She was leaning forward now, her face turned towards him, but hidden in her hands. He gazed at her with a kindling glance, and strode fiercely backward and forward across the wide space which lay before the window.
"I am not a good man," he went on, "according to your standard of goodness, Lady Mitford; but I am not a bad man according to my own. I have had rough tussles with life, and some heavy falls; but I swear there is a dastardly, cold, heartless ingratitude in this business which I cannot bear; and in the sight of you there is something terrible to me. Men know this man's history; we know from what degradation you raised him; we are not so blind and coarse that we cannot guess with what fidelity and patience you loved him when it was at its deepest. And now, to see him return to it; to see him, without any excuse of poverty or struggle, in the enjoyment of all that fate and fortune have blindly given him; to see him play the part of a liar and a villain to you--to you--to see you left unprotected, openly neglected and betrayed, to run the gauntlet of society such as ours! I cannot see all this, Lady Mitford, and pretend that I do not see it; and what is more, you do not wish that I could. You are too true, too womanly to form such a wish; and you are too honest to express it, in obedience to any laws of cant."
He went near to her; he bent down, he lowered his voice, he gently drew away the hands that hid her face from him; they dropped into her lap, nerveless and idle; the first tears he had ever seen in her eyes dimmed them now.
"You mean kindly, as you have always meant to me, Sir Laurence," she said; "but we cannot discuss this matter,--indeed we cannot. I am weaker than I ought to be,--I should not listen to this; but oh, God help me, I have no friends; I am all alone, all alone!"
If she had been beautiful in the pride and dignity of her sorrowful composure, if his strong heart had quailed and his firm nerve had shrunk at the sight of her pale and placid grief, how far more beautiful was she now, when the restraint had fallen from her, when the eyes looked at him from the shadow of wet lashes, and the perfect lips trembled with irrepressible emotion.
"No!" he said vehemently; and as he spoke he stood close before her, and stretched his hands towards her, but without taking hers; the gesture was one of mingled denial and appeal, and had no touch of boldness in it; "no, you are not alone; yes, you have friends,--at least you have one friend. Listen to me,--do not fear to hear me; let us at least venture to tell and listen to the truth. This man, to whom you were given as a guardian angel, is quite unworthy of you. You know it; your keen intellect accepts a fact and all its consequences, however terrible to your woman's heart, and does not palter with the truth. Are you to be always miserable because you have been once mistaken? If you had known, if you had been able to comprehend the real nature of this man, would you, could you ever have loved him?"
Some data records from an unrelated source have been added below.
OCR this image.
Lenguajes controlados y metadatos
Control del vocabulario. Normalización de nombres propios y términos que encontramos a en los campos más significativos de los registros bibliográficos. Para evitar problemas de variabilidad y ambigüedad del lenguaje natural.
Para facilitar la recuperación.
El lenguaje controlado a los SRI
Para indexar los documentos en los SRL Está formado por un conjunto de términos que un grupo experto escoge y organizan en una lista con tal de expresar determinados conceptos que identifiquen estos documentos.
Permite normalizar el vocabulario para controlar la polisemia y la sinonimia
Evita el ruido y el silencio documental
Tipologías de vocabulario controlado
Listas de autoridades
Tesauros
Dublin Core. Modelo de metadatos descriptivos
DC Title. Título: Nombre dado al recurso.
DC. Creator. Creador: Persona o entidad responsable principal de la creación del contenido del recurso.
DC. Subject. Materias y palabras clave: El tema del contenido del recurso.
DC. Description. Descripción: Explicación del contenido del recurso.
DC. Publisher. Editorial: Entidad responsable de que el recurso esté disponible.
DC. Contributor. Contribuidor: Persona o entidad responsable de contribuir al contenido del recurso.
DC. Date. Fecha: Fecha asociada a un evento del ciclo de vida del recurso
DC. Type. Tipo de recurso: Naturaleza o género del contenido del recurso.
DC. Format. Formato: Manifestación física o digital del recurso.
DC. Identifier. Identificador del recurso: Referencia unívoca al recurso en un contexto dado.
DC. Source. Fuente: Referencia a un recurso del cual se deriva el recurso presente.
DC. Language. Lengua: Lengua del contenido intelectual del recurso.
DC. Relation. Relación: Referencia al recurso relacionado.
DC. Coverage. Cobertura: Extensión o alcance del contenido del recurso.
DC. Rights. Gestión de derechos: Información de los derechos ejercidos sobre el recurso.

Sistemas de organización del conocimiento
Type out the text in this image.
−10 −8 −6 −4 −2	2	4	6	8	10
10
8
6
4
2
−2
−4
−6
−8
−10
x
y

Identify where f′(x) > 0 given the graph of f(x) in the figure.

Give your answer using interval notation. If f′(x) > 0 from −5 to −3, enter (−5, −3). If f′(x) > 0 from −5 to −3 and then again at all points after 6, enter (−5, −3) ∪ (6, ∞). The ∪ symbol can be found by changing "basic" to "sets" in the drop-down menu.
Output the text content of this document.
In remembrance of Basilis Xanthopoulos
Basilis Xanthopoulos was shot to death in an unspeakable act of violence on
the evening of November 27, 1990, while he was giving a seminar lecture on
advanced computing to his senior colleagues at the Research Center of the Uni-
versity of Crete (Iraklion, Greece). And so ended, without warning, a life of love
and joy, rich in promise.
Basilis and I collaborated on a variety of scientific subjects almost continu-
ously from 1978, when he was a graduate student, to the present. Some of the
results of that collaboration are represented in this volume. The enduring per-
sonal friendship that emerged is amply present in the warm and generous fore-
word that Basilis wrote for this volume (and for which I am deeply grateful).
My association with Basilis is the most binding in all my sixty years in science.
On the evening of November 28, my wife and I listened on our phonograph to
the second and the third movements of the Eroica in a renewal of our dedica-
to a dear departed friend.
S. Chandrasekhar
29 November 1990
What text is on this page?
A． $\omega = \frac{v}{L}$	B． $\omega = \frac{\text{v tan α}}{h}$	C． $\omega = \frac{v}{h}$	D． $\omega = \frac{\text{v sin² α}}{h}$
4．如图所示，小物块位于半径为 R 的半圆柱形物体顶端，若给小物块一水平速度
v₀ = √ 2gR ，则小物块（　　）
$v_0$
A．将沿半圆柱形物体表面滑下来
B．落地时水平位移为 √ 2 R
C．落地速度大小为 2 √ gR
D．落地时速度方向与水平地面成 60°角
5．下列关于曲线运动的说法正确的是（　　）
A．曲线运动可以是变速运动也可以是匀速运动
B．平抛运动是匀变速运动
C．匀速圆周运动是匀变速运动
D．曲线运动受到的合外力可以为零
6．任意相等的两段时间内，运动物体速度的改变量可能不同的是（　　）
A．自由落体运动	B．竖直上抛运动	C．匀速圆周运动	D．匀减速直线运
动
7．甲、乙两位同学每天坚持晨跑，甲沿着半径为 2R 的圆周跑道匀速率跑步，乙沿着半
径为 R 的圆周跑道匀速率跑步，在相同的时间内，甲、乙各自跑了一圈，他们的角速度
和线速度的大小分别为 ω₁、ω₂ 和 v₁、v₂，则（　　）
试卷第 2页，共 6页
She put up her hand with a faint gesture of protest; but he impetuously waved it away, and went on, once more striding up and down.
"No, no; I must speak! There can be more reticence now. You would not, you could not have loved him, this heartless, ungrateful profligate, as tasteless and low as he is faithless and vicious,--this scoundrel, who, holding good in his grasp, has deliberately chosen evil. Ay, I will say it, Lady Mitford! Youcouldnot have loved him, and you know it well; you have admitted it to yourself before now, when you little dreamed that anyone--that I--would ever dare to put your thought in form and shape before you. What did you love? A girl's fancy,--a shadow, a dream! It was no reality, it had no foundation, and it has vanished. Your imagination drew a picture of an injured victim of circumstances,--a weak being, to be pitied and admired, to be restored and loved! The truth was a selfish scoundrel, who has returned in wealth with fresh zest to the miserable pleasures for which he lived in poverty; a mean-hearted wretch, who could care for your beauty while it was new to him indeed, but to whose perception you, your heart and soul, your intellect and motives, were mysteries as high and as far off as heaven. Are you breaking your heart, Lady Mitford, under the kindly scrutiny of the world, because the thistle has not borne figs and the thorn has not given you purple grapes? Are you sitting down in solitary grief because the animal has done according to its kind, because effect has resulted from cause, because the wisdom of the world, wise in the ways of such men, has verified itself? Do you love this man now? Are you suffering the pangs of jealousy, of despair? No, you do not love him; you are suffering no such pangs. You are truth itself,--the truest and the bravest, as you are the most beautiful of women; and you cannot, you dare not tell me that you love this man still, knowing him as you know him now." He stopped close beside her, and looked at her with an eager, almost a fierce glance.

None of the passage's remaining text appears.